Chronic innate immune activation of TBK1 suppresses mTORC1 activity and dysregulates cellular metabolism

Abstract

Three-prime repair exonuclease 1 knockout (Trex1−/−) mice suffer from systemic inflammation caused largely by chronic activation of the cyclic GMP-AMP synthase–stimulator of interferon genes–TANK-binding kinase–interferon regulatory factor 3 (cGAS–STING–TBK1–IRF3) signaling pathway. We showed previously that Trex1-deficient cells have reduced mammalian target of rapamycin complex 1 (mTORC1) activity, although the underlying mechanism is unclear. Here, we performed detailed metabolic analysis in Trex1−/− mice and cells that revealed both cellular and systemic metabolic defects, including reduced mitochondrial respiration and increased glycolysis, energy expenditure, and fat metabolism.
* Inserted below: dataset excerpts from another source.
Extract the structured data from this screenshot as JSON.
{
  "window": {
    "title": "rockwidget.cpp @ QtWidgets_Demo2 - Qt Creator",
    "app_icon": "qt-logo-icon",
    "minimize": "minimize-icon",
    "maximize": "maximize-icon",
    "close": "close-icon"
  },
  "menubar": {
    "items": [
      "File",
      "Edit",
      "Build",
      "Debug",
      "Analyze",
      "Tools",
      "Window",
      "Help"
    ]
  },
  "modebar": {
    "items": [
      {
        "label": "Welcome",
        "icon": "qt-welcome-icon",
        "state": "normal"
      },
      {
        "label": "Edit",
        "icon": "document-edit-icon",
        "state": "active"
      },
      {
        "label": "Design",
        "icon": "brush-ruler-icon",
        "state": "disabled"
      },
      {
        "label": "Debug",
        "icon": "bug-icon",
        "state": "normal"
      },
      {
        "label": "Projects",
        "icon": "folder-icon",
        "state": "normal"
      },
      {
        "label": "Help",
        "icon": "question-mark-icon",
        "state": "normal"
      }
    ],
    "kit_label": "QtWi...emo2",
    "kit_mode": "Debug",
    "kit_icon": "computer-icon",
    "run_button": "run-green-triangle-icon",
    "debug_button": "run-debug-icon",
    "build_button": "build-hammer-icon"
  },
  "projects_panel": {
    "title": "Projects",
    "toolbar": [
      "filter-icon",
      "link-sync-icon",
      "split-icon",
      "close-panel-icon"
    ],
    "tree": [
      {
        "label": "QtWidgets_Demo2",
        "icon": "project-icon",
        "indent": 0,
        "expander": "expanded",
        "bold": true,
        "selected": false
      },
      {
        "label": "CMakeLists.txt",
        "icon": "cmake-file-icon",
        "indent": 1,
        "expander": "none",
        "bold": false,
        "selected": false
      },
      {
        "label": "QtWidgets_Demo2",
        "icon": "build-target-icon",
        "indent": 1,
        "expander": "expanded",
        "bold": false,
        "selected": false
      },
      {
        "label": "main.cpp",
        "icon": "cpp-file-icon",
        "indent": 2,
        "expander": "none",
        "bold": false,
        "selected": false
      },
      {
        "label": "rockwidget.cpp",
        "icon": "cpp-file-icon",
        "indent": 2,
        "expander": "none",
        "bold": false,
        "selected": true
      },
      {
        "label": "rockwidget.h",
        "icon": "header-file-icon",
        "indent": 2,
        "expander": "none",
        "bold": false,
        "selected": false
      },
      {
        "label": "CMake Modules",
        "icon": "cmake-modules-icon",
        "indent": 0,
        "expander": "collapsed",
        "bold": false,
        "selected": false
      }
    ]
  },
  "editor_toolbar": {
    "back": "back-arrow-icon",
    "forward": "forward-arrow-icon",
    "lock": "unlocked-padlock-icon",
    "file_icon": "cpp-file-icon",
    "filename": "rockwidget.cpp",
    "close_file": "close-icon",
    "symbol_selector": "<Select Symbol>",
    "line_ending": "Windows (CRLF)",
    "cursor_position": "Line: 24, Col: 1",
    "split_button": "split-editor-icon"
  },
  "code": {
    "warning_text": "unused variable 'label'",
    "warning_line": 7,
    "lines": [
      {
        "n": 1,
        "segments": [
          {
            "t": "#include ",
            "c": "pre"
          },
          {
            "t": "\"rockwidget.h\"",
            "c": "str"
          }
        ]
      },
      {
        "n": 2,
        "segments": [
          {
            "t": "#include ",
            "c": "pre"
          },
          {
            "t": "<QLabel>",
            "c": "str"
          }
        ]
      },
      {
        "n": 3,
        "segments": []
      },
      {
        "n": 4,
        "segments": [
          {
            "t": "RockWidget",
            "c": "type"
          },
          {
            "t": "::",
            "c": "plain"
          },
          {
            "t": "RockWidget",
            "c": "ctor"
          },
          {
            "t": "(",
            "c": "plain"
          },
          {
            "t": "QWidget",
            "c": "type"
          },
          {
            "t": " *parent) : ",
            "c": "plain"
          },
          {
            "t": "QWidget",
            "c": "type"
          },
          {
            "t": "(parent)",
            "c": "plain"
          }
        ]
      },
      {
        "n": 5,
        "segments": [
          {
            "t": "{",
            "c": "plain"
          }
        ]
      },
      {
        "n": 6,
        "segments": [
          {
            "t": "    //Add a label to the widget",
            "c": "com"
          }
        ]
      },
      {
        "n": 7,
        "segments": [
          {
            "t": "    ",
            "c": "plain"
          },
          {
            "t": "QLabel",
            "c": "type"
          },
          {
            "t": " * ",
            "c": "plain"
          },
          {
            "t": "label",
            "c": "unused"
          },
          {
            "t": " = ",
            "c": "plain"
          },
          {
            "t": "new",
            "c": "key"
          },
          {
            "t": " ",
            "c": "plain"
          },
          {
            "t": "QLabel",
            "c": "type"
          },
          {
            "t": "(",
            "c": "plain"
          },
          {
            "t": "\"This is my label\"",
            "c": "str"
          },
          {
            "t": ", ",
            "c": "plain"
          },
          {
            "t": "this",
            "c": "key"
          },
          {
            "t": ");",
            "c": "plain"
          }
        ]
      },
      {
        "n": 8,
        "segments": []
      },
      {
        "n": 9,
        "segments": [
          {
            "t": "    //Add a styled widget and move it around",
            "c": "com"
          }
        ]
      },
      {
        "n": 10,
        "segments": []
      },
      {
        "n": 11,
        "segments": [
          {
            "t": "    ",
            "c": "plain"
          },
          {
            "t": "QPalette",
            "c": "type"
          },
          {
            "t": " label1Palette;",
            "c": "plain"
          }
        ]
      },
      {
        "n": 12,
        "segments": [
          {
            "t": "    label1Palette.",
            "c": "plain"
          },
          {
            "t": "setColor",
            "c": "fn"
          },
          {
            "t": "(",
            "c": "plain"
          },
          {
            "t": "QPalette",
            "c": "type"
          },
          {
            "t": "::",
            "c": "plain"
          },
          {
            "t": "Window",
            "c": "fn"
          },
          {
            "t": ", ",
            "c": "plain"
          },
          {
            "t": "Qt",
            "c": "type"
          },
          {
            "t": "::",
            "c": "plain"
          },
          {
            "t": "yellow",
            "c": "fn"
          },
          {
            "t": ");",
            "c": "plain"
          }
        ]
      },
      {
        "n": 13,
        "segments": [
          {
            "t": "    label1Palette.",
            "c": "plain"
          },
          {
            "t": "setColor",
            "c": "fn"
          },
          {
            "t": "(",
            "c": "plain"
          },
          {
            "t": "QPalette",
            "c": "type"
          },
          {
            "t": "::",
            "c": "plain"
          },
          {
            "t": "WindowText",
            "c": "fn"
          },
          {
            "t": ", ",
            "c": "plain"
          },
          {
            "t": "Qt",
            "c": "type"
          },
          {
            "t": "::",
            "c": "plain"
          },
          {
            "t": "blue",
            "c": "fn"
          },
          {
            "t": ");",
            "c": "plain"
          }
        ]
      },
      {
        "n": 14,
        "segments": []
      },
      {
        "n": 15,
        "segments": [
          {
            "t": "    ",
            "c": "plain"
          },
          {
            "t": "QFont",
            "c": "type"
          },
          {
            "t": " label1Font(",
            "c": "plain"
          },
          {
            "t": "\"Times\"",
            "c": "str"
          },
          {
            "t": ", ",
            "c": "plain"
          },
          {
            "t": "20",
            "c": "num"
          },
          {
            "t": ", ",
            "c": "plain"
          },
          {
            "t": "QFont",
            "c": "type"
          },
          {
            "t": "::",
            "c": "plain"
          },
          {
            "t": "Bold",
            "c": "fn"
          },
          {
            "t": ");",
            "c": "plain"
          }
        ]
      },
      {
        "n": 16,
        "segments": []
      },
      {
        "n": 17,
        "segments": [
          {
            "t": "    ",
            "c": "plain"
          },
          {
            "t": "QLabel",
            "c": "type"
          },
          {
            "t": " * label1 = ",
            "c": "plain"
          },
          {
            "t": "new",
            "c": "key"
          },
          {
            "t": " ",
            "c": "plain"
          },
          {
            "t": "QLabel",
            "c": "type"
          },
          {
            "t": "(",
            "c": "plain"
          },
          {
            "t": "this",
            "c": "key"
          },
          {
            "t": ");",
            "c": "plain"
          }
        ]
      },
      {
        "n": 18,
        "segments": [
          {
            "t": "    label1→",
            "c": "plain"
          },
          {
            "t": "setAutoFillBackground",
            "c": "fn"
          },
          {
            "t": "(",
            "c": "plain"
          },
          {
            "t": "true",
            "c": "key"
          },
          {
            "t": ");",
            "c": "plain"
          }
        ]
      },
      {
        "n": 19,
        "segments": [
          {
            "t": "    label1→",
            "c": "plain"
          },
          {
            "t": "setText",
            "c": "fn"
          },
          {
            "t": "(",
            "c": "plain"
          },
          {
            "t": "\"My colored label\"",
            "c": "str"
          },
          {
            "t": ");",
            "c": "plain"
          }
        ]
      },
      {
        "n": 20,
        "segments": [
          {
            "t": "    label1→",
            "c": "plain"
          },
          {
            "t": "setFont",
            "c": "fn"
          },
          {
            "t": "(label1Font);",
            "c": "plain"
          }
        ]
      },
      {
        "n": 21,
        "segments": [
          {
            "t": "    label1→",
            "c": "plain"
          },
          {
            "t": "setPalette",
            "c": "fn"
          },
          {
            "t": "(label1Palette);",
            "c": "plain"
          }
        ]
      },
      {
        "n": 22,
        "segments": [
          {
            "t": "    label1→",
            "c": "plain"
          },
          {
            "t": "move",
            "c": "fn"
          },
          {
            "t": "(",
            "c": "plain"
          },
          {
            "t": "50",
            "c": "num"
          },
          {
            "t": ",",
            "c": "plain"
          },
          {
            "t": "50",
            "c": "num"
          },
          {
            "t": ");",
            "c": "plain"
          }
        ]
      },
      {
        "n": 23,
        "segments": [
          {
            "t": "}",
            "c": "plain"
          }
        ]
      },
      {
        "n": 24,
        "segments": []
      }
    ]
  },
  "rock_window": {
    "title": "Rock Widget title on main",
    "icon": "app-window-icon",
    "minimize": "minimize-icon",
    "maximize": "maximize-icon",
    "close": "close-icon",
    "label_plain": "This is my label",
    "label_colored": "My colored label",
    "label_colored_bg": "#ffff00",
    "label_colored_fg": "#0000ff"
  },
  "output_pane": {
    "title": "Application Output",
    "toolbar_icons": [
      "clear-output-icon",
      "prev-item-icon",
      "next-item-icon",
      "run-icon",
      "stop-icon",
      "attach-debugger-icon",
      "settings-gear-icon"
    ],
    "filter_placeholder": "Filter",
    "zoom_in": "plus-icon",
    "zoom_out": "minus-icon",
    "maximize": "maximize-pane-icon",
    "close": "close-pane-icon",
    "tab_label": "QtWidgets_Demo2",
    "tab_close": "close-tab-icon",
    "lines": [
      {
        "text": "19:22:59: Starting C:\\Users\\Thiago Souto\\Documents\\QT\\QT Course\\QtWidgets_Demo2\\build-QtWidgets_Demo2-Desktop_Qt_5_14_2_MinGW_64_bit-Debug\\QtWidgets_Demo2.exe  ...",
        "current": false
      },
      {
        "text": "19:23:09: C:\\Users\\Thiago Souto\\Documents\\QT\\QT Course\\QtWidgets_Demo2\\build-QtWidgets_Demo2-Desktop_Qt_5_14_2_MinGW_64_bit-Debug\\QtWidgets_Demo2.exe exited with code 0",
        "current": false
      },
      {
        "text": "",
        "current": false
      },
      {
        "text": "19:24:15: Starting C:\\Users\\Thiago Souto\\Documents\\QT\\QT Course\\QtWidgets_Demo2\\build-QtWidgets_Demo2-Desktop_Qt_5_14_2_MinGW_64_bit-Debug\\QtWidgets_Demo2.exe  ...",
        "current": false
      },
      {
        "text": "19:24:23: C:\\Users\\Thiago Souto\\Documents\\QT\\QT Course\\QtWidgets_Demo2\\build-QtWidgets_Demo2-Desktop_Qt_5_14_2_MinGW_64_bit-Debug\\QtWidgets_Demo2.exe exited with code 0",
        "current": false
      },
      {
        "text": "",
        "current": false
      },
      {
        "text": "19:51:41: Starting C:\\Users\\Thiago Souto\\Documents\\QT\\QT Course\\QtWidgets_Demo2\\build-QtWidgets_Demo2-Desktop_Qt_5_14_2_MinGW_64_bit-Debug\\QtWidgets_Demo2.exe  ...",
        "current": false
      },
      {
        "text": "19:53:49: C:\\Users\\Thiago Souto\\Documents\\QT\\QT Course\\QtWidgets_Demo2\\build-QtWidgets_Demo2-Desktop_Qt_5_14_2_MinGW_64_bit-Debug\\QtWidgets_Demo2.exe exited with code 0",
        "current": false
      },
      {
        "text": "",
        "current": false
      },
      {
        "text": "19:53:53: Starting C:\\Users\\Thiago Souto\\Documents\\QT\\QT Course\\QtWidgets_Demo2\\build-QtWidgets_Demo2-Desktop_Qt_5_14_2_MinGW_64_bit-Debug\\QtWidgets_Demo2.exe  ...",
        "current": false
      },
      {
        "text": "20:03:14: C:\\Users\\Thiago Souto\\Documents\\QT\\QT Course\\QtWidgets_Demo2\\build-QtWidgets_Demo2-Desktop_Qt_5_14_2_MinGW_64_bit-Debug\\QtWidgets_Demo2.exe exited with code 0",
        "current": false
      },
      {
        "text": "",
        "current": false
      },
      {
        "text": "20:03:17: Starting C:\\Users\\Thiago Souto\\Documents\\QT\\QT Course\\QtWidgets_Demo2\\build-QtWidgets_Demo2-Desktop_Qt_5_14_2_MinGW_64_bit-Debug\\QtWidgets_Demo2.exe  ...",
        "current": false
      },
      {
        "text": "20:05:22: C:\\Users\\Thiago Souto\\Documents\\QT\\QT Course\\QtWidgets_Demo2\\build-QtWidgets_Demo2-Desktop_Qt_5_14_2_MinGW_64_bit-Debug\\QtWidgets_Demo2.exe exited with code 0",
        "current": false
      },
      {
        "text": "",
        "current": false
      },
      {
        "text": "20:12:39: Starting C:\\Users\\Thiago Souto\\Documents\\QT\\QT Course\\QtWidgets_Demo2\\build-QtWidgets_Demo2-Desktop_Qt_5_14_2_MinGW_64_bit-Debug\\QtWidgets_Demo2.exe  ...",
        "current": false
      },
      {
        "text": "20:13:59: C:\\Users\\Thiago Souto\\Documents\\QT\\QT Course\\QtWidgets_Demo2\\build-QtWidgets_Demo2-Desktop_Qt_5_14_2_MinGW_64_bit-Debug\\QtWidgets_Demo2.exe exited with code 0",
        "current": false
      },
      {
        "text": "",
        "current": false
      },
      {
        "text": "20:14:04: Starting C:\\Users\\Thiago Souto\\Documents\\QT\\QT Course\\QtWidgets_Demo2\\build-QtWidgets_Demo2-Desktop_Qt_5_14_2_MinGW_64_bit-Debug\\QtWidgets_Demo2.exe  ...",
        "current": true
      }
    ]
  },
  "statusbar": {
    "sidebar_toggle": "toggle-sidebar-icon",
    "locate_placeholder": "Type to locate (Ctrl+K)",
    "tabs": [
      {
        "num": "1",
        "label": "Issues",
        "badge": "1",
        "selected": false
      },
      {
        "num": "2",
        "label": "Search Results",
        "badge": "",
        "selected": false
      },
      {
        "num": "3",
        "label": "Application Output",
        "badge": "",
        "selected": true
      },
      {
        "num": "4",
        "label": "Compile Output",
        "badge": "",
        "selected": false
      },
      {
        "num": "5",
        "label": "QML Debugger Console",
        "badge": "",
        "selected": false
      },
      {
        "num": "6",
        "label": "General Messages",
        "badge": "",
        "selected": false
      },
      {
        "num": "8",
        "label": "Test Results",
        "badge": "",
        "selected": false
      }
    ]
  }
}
We also genetically separated the inflammatory and metabolic phenotypes by showing that Sting deficiency rescued both inflammatory and metabolic phenotypes, whereas Irf3 deficiency only rescued inflammation on the Trex1−/− background, and many metabolic defects persist in Trex1−/−Irf3−/− cells and mice. We also showed that Leptin deficiency (ob/ob) increased lipogenesis and prolonged survival of Trex1−/− mice without dampening inflammation. Mechanistically, we identified TBK1 as a key regulator of mTORC1 activity in Trex1−/− cells. Together, our data demonstrate that chronic innate immune activation of TBK1 suppresses mTORC1 activity, leading to dysregulated cellular metabolism.